BRASIL.- La gobernante brasileña, Dilma Rousseff, ha designado este miércoles a su antecesor y padrino político Luiz Inácio Lula da Silva, salpicado en las últimas semanas por corrupción por el caso Petrobras, como nuevo titular del Ministerio de la Presidencia.
Al entrar en el gabinete las causas que el expresidente tiene pendientes pasarán de la justicia común al ámbito de la Corte Suprema. Las acusaciones contra Lula van desde enriquecimiento ilícito y blanqueo de dinero hasta falsificación de documentos.
La decisión, el jefe del grupo del Partido de los Trabajadores (PT) en la Cámara de Diputados, fue tomada después de una rueda de consultas que Rousseff tuvo durante los últimos dos días con el expresidente en el Palacio de la Alvorada, residencia oficial de la Presidencia en la que Lula vivió entre 2003 y 2011, período en que ejerció como jefe del Estado de Brasil.
El blindaje ante los tribunales
Según fuentes oficiales, una de las principales tareas de Lula en el Gobierno será aglutinar a la fragmentada base parlamentaria del oficialismo, con vistas al eventual juicio político que el Congreso puede retomar contra la mandataria en los próximos días. Lula asumirá un ministerio desde el que se controlan todos los resortes del poder, lo cual le permitirá influir en cada una de las decisiones de su sucesora y también en las de su base parlamentaria.
Lo hará bajo la sombra de las causas abiertas en su contra, en las que es sospechoso de enriquecimiento ilícito, blanqueo de dinero y falsificación de documentos, cargos por los que la justicia aún no se ha pronunciado pero que llevaron a la Fiscalía de Sao Paulo a pedir su detención preventiva, que todavía no ha sido decidida.
Sin embargo, con su incorporación al gabinete de Rousseff, Lula pasará a tener foro privilegiado y todas las causas en su contra deberán pasar a manos de la Corte Suprema, lo cual deberá dilatar todos los procesos.

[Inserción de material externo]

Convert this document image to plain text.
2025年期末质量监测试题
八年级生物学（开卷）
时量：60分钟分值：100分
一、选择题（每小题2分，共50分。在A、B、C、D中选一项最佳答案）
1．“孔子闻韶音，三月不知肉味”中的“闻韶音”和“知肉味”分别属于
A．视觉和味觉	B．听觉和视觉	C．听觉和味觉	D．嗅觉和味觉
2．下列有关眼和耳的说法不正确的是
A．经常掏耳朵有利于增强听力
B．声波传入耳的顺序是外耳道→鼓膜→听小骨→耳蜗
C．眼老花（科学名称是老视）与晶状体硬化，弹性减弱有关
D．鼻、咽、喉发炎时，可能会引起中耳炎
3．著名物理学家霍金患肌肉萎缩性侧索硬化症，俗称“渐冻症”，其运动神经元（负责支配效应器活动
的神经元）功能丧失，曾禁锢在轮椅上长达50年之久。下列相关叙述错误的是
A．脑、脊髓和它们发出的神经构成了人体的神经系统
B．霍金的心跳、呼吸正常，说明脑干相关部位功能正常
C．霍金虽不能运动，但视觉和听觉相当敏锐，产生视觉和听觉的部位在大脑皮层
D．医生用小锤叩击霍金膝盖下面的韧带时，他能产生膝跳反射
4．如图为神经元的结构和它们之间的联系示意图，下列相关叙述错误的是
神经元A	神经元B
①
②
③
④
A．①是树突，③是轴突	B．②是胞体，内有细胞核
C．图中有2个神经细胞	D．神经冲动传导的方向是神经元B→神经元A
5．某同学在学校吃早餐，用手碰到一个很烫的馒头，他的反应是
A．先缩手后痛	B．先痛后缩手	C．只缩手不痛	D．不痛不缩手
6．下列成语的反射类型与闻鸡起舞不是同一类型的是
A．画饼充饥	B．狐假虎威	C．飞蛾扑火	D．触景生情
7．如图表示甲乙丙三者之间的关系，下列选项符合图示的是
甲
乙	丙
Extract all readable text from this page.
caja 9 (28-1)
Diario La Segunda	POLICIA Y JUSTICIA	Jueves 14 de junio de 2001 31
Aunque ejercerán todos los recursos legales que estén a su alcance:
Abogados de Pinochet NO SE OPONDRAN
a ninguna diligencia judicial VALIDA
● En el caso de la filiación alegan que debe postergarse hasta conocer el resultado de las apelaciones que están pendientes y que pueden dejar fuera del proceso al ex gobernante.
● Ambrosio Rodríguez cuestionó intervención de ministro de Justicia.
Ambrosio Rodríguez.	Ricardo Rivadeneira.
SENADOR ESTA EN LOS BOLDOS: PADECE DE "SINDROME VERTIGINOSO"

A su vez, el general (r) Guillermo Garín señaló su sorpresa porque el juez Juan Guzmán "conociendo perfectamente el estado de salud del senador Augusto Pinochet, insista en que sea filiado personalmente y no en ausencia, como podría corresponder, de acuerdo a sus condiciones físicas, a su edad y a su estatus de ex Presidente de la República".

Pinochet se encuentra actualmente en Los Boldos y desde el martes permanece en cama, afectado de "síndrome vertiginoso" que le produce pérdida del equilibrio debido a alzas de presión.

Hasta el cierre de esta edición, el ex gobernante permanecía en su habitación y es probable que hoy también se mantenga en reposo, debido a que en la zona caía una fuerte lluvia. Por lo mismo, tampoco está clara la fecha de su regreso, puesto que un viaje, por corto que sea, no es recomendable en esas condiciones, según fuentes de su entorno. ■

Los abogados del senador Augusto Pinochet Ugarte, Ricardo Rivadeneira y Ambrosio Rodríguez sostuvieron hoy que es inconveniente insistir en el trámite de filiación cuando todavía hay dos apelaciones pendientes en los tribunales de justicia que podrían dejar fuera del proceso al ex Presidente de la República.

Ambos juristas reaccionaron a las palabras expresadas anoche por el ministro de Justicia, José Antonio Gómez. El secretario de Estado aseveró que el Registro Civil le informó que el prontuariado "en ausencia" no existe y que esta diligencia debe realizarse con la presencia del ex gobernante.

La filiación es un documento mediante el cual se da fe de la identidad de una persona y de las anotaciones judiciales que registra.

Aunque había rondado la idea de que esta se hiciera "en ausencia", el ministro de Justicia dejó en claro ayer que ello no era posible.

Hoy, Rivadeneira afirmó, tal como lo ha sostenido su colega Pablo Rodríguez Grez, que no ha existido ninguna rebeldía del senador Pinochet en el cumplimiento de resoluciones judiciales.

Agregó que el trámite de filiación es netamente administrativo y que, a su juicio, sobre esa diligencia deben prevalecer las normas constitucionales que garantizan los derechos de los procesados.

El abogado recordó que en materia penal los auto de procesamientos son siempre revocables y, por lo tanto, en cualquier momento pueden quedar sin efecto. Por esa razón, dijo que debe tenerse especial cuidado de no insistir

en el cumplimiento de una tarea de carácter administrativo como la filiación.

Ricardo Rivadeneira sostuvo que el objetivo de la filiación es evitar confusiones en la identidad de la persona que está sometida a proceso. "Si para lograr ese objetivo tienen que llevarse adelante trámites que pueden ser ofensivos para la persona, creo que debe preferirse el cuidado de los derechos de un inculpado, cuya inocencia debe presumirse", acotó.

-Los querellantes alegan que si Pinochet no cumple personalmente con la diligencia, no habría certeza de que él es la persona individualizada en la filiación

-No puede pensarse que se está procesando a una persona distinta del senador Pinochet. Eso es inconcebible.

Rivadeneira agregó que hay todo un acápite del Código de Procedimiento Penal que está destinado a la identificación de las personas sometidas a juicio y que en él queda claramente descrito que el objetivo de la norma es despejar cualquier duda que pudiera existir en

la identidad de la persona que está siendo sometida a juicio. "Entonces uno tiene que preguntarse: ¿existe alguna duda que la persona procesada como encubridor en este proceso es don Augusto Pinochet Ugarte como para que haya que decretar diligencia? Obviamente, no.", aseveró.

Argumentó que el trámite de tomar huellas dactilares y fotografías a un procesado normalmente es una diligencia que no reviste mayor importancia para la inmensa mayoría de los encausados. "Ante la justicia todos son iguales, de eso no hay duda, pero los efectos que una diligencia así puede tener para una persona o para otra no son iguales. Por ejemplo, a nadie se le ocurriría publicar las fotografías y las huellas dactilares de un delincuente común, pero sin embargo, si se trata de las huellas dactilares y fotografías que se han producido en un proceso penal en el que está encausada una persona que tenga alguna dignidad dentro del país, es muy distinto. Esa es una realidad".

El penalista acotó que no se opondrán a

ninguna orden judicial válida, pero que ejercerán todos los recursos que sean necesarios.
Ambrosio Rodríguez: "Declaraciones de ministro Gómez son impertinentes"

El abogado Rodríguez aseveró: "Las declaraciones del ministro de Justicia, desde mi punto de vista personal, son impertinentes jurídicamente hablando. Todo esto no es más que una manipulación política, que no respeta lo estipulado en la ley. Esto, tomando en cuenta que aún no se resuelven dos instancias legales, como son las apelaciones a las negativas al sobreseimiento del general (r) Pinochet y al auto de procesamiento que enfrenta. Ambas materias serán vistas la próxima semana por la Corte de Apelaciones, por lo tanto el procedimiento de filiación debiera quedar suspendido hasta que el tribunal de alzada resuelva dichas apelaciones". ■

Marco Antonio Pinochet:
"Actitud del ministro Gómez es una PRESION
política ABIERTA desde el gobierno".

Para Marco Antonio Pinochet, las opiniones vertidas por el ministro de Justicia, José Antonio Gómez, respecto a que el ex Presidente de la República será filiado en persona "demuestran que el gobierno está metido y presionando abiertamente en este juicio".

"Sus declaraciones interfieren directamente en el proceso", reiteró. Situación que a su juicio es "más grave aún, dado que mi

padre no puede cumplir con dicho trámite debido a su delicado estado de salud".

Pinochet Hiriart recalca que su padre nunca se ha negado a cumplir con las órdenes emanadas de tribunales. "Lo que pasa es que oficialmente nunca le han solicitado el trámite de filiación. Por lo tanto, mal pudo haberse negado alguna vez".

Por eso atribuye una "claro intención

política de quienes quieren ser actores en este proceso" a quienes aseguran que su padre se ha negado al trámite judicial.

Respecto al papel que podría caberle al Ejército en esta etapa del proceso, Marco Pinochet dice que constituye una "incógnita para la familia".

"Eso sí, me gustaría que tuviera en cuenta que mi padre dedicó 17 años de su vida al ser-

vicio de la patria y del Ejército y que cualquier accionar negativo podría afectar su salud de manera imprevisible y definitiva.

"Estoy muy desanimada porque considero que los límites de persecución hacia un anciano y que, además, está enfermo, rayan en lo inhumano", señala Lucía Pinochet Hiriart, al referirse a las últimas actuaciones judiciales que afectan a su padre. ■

Un expresidente en la cuerda floja
La oposición ha considerado su nombramiento como una tentativa de Rousseff de ayudarle a «escapar» de la acción de la justicia, y este mismo miércoles ha presentado una demanda ante un tribunal de Brasilia, al que solicita que impida el posible nombramiento como ministro del expresidente. La demanda fue presentada por los partidos Popular Socialista (PPS), de la Social Democracia Brasileña (PSDB) y Demócratas (DEM), que califican la eventual designación de Lula como ministro de «afrenta al estado democrático de derecho».
El documento acusa a la presidenta Dilma Rousseff, antecesora de Lula, de «usar su prerrogativa de escoger libremente a los miembros de su Gobierno para privilegiar con la prerrogativa de foro» a su padrino político.
«Es un claro intento de obstruir a la justicia y caracteriza un desvío de finalidad, pues el único objetivo de esa maniobra es garantizarle a Lula un foro privilegiado», ha declarado el jefe del grupo del PPS en la Cámara de Diputados, Rubens Bueno, al presentar la demanda.